The advantage here is that the function to be minimized does not have to be changed if different bounds or constraints are placed on the fitting Parameters. The fitting model (as described in myfunc) is instead written in terms of physical parameters of the system, and remains remains independent of what is actually varied in the fit. In addition, which parameters are adjusted and which are fixed happens at run-time, so that changing what is varied and what constraints are placed on the parameters can easily be modified by the user in real-time data analysis.

To perform the fit, the user calls:

result = lmfit.minimize(myfunc, fit_params, args=(x, data), kws={'someflag':True}, ....)

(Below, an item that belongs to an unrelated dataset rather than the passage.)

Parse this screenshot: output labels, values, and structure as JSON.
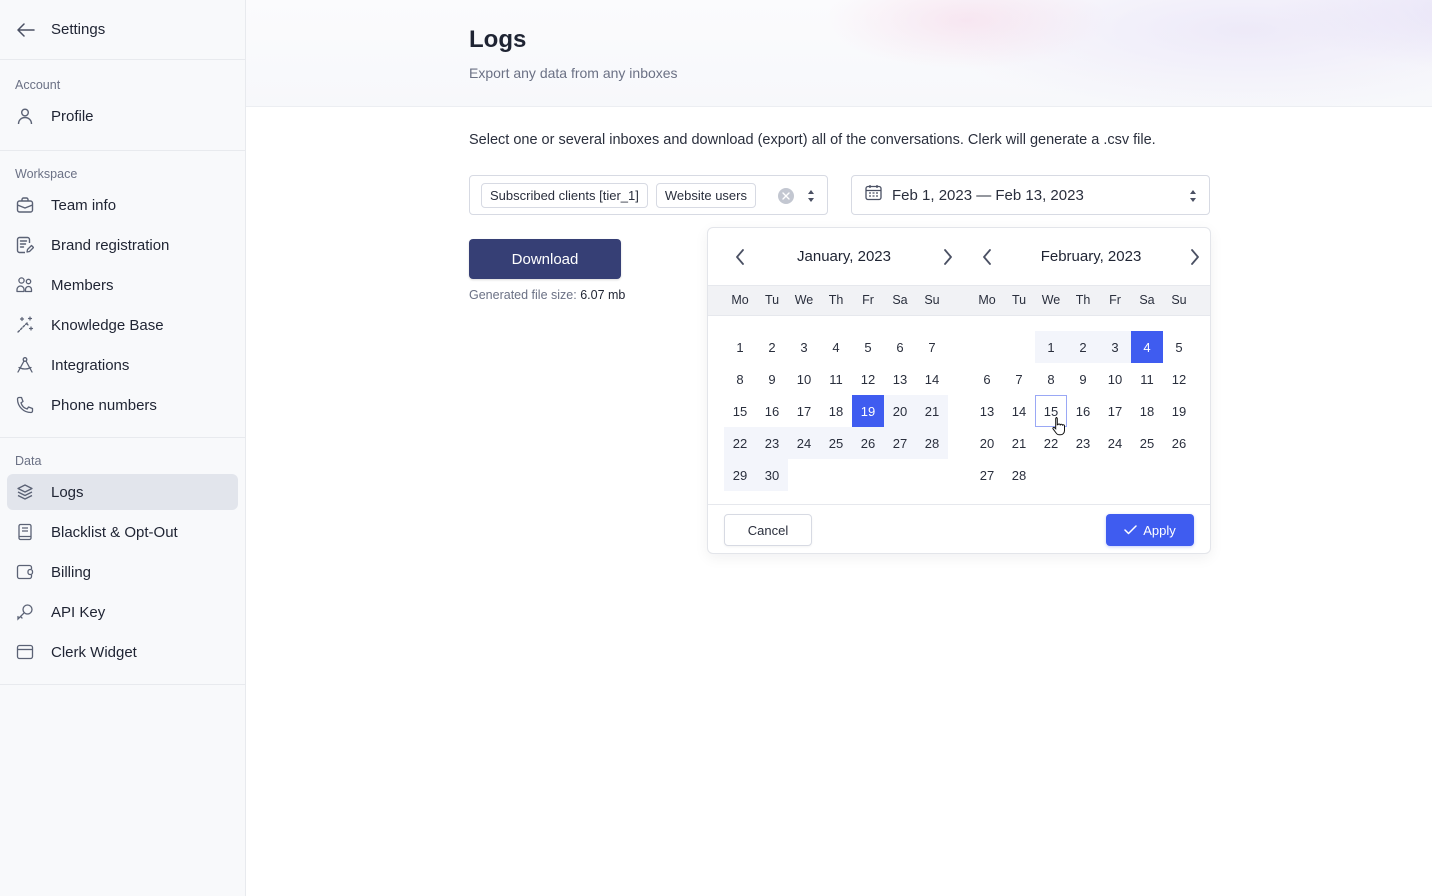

After the fit, a MinimizerResult class is returned that holds the results the fit (e.g., fitting statistics and optimized parameters). The dictionary result.params contains the best-fit values, estimated standard deviations, and correlations with other variables in the fit.

By default, the underlying fit algorithm is the Levenberg-Marquardt algorithm with numerically-calculated derivatives from MINPACK’s lmdif function, as used by scipy.optimize.leastsq. Most other solvers that are present in scipy (e.g., Nelder-Mead, differential_evolution, basin-hopping, and more) are also supported.

Curve-Fitting with lmfit.Model

One of the most common use of least-squares minimization is for curve fitting, where minimization of data-model, or (data-model)*weights. Using lmfit.minimize as above, the objective function would take data and weights and effectively calculated the model and then return the value of (data-model)*weights.

To simplify this, and make curve-fitting more flexible, lmfit provides a Model class that wraps a model function that represents the model (without the data or weights). Parameters are then automatically found from the named arguments of the model function. In addition, simple model functions can be readily combined and reused, and several common model functions are included in lmfit.

Exploration of Confidence Intervals

Lmfit tries to always estimate uncertainties in fitting parameters and correlations between them. It does this even for those methods where the corresponding scipy.optimize routines do not estimate uncertainties. Lmfit also provides methods to explicitly explore and evaluate the confidence intervals in fit results.